Agostino De Rosa ci conduce nel mondo affascinante delle scatole prospettiche olandesi del Seicento; Fabrizio Gay, concentrandosi sul lavoro di riconversione del Musée National des Monuments Français di Parigi attuato negli anni Trenta da Paul Deschamps, s’interroga sul ruolo assiologico e pedagogico delle maquettes di grandi architetture e spazi urbani. A conclusione del volume, Carla Subrizi ci porta nell’universo dell’artista americana Nancy Spero (1926-2009) soffermandosi in particolare sul suo Codex Artaud (1971-73).

IN QUEST’ANTOLOGIA si rincorrono riferimenti a Leonardo, Leon Battista Alberti, allo storico dell’arte Meyer Schapiro, all’antropologo Claude Lévi-Strauss, a filosofi quali Walter Benjamin, Gaston Bachelard, Ludwig Wittgenstein e Roland Barthes, agli scrittori Lewis Carroll (con il suo Le avventure di Alice nel Paese delle Meraviglie – Attraverso lo Specchio) e Jonathan Swift (con I viaggi di Gulliver), al semiologo Umberto Eco, e al critico Gillo Dorfles, per citarne solo alcuni. Sviluppando in particolare gli insegnamenti dei semiologi Algirdas Julien Greimas e Paolo Fabbri, le curatrici hanno saputo realizzare un importante contributo, insieme rigoroso e agile, alla semiotica visiva contemporanea, aggiungendo il tassello delle categorie metriche alle sue chiavi di interpretazione. Il libro ha il pregio di rivolgersi a un pubblico specialistico come a chi desideri accostarsi al tema del formato per la prima volta.

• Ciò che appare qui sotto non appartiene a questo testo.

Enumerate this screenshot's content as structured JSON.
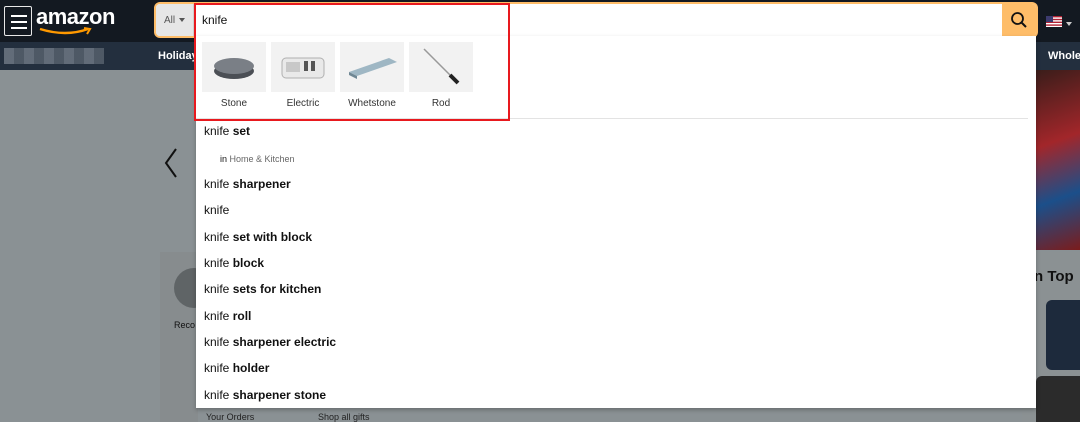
{
  "header": {
    "logo": "amazon",
    "search": {
      "category": "All",
      "query": "knife"
    },
    "subnav": {
      "left_item": "Holiday",
      "right_item": "Whole"
    }
  },
  "dropdown": {
    "thumbnails": [
      {
        "label": "Stone",
        "icon": "sharpening-stone-icon"
      },
      {
        "label": "Electric",
        "icon": "electric-sharpener-icon"
      },
      {
        "label": "Whetstone",
        "icon": "whetstone-icon"
      },
      {
        "label": "Rod",
        "icon": "honing-rod-icon"
      }
    ],
    "suggestions": [
      {
        "prefix": "knife",
        "bold": " set"
      },
      {
        "prefix": "knife",
        "bold": " sharpener"
      },
      {
        "prefix": "knife",
        "bold": ""
      },
      {
        "prefix": "knife",
        "bold": " set with block"
      },
      {
        "prefix": "knife",
        "bold": " block"
      },
      {
        "prefix": "knife",
        "bold": " sets for kitchen"
      },
      {
        "prefix": "knife",
        "bold": " roll"
      },
      {
        "prefix": "knife",
        "bold": " sharpener electric"
      },
      {
        "prefix": "knife",
        "bold": " holder"
      },
      {
        "prefix": "knife",
        "bold": " sharpener stone"
      }
    ],
    "department": {
      "in": "in",
      "name": "Home & Kitchen"
    }
  },
  "page": {
    "reco_text": "Reco",
    "right_card_text": "n Top",
    "bottom_links": [
      "Your Orders",
      "Shop all gifts"
    ]
  },
  "colors": {
    "header_bg": "#131921",
    "subnav_bg": "#232f3e",
    "search_button": "#febd69",
    "highlight": "#e8191e"
  }
}
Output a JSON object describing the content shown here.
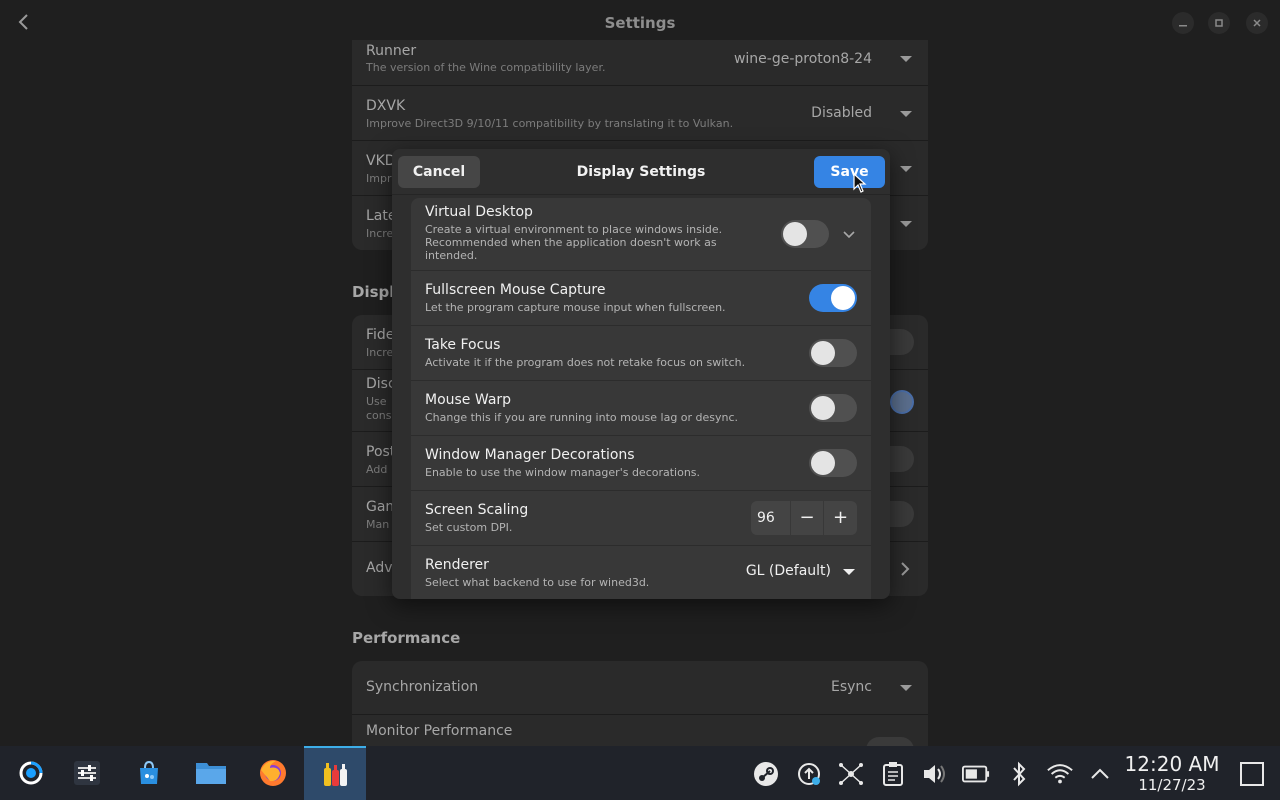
{
  "window": {
    "title": "Settings"
  },
  "background": {
    "rows": [
      {
        "title": "Runner",
        "subtitle": "The version of the Wine compatibility layer.",
        "value": "wine-ge-proton8-24"
      },
      {
        "title": "DXVK",
        "subtitle": "Improve Direct3D 9/10/11 compatibility by translating it to Vulkan.",
        "value": "Disabled"
      },
      {
        "title": "VKD",
        "subtitle": "Impr"
      },
      {
        "title": "Late",
        "subtitle": "Incre"
      }
    ],
    "display_section": "Displ",
    "display_rows": [
      {
        "title": "Fide",
        "subtitle": "Incre"
      },
      {
        "title": "Disc",
        "subtitle": "Use",
        "subtitle2": "cons"
      },
      {
        "title": "Post",
        "subtitle": "Add"
      },
      {
        "title": "Gam",
        "subtitle": "Man"
      },
      {
        "title": "Adv"
      }
    ],
    "performance_section": "Performance",
    "performance_rows": [
      {
        "title": "Synchronization",
        "value": "Esync"
      },
      {
        "title": "Monitor Performance"
      }
    ]
  },
  "dialog": {
    "title": "Display Settings",
    "cancel_label": "Cancel",
    "save_label": "Save",
    "rows": [
      {
        "title": "Virtual Desktop",
        "subtitle": "Create a virtual environment to place windows inside. Recommended when the application doesn't work as intended.",
        "enabled": false
      },
      {
        "title": "Fullscreen Mouse Capture",
        "subtitle": "Let the program capture mouse input when fullscreen.",
        "enabled": true
      },
      {
        "title": "Take Focus",
        "subtitle": "Activate it if the program does not retake focus on switch.",
        "enabled": false
      },
      {
        "title": "Mouse Warp",
        "subtitle": "Change this if you are running into mouse lag or desync.",
        "enabled": false
      },
      {
        "title": "Window Manager Decorations",
        "subtitle": "Enable to use the window manager's decorations.",
        "enabled": false
      }
    ],
    "scaling": {
      "title": "Screen Scaling",
      "subtitle": "Set custom DPI.",
      "value": "96",
      "minus": "−",
      "plus": "+"
    },
    "renderer": {
      "title": "Renderer",
      "subtitle": "Select what backend to use for wined3d.",
      "value": "GL (Default)"
    }
  },
  "taskbar": {
    "apps": [
      "application-launcher-icon",
      "system-settings-icon",
      "discover-store-icon",
      "file-manager-icon",
      "firefox-icon",
      "bottles-icon"
    ],
    "tray": [
      "steam-icon",
      "update-icon",
      "network-graph-icon",
      "clipboard-icon",
      "volume-icon",
      "battery-icon",
      "bluetooth-icon",
      "wifi-icon",
      "expand-tray-icon"
    ],
    "time": "12:20 AM",
    "date": "11/27/23",
    "accent": "#3daee9"
  },
  "colors": {
    "accent": "#3584e4",
    "dialog_bg": "#2e2e2e",
    "row_bg": "#383838"
  }
}
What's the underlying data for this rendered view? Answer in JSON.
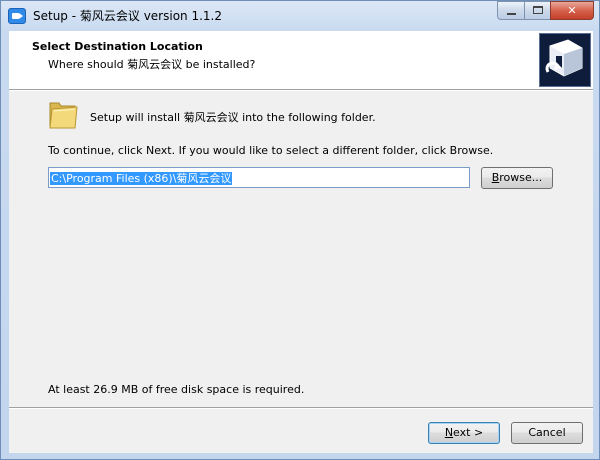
{
  "window": {
    "title": "Setup - 菊风云会议 version 1.1.2",
    "controls": {
      "minimize_icon": "minimize-icon",
      "maximize_icon": "maximize-icon",
      "close_icon": "close-icon",
      "close_glyph": "✕"
    }
  },
  "header": {
    "title": "Select Destination Location",
    "subtitle": "Where should 菊风云会议 be installed?",
    "icon": "setup-wizard-icon"
  },
  "body": {
    "install_info": "Setup will install 菊风云会议 into the following folder.",
    "instructions": "To continue, click Next. If you would like to select a different folder, click Browse.",
    "destination_path": "C:\\Program Files (x86)\\菊风云会议",
    "browse_first": "B",
    "browse_rest": "rowse...",
    "disk_space": "At least 26.9 MB of free disk space is required."
  },
  "footer": {
    "next_first": "N",
    "next_rest": "ext >",
    "cancel_label": "Cancel"
  },
  "colors": {
    "accent_blue": "#2f8ae8",
    "selection": "#3399ff",
    "wizard_icon_bg": "#0f1d3c"
  }
}
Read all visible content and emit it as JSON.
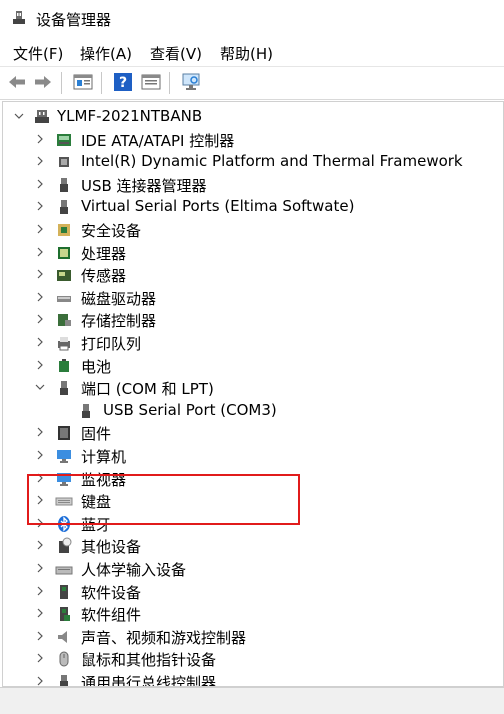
{
  "window": {
    "title": "设备管理器"
  },
  "menu": {
    "file": "文件(F)",
    "action": "操作(A)",
    "view": "查看(V)",
    "help": "帮助(H)"
  },
  "tree": {
    "root": "YLMF-2021NTBANB",
    "categories": [
      "IDE ATA/ATAPI 控制器",
      "Intel(R) Dynamic Platform and Thermal Framework",
      "USB 连接器管理器",
      "Virtual Serial Ports (Eltima Softwate)",
      "安全设备",
      "处理器",
      "传感器",
      "磁盘驱动器",
      "存储控制器",
      "打印队列",
      "电池",
      "端口 (COM 和 LPT)",
      "固件",
      "计算机",
      "监视器",
      "键盘",
      "蓝牙",
      "其他设备",
      "人体学输入设备",
      "软件设备",
      "软件组件",
      "声音、视频和游戏控制器",
      "鼠标和其他指针设备",
      "通用串行总线控制器"
    ],
    "expanded_child": "USB Serial Port (COM3)"
  },
  "colors": {
    "highlight_border": "#e11b1b",
    "selection": "#cce8ff"
  }
}
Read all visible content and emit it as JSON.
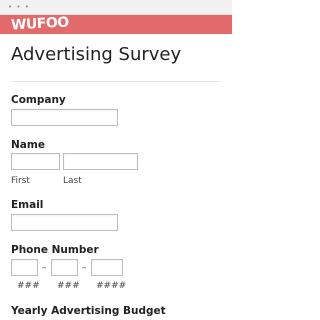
{
  "window": {
    "controls": "• • •"
  },
  "brand": {
    "logo_text": "WUFOO",
    "bar_color": "#e36a6a"
  },
  "form": {
    "title": "Advertising Survey",
    "fields": {
      "company": {
        "label": "Company",
        "value": ""
      },
      "name": {
        "label": "Name",
        "first_sublabel": "First",
        "last_sublabel": "Last",
        "first_value": "",
        "last_value": ""
      },
      "email": {
        "label": "Email",
        "value": ""
      },
      "phone": {
        "label": "Phone Number",
        "sep": "–",
        "part1_hint": "###",
        "part2_hint": "###",
        "part3_hint": "####"
      },
      "budget": {
        "label": "Yearly Advertising Budget"
      }
    }
  }
}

Nella nostra epoca digitale, in cui i dispositivi di «realtà virtualmente aumentata» sono diventati parte dell’esperienza comune, interrogarsi su formato e forma, sulla relazione tra osservato e osservatore e sulla centralità del corpo non può che contribuire a una rinnovata consapevolezza delle forme di percezione e conoscenza, oggi quanto mai necessaria.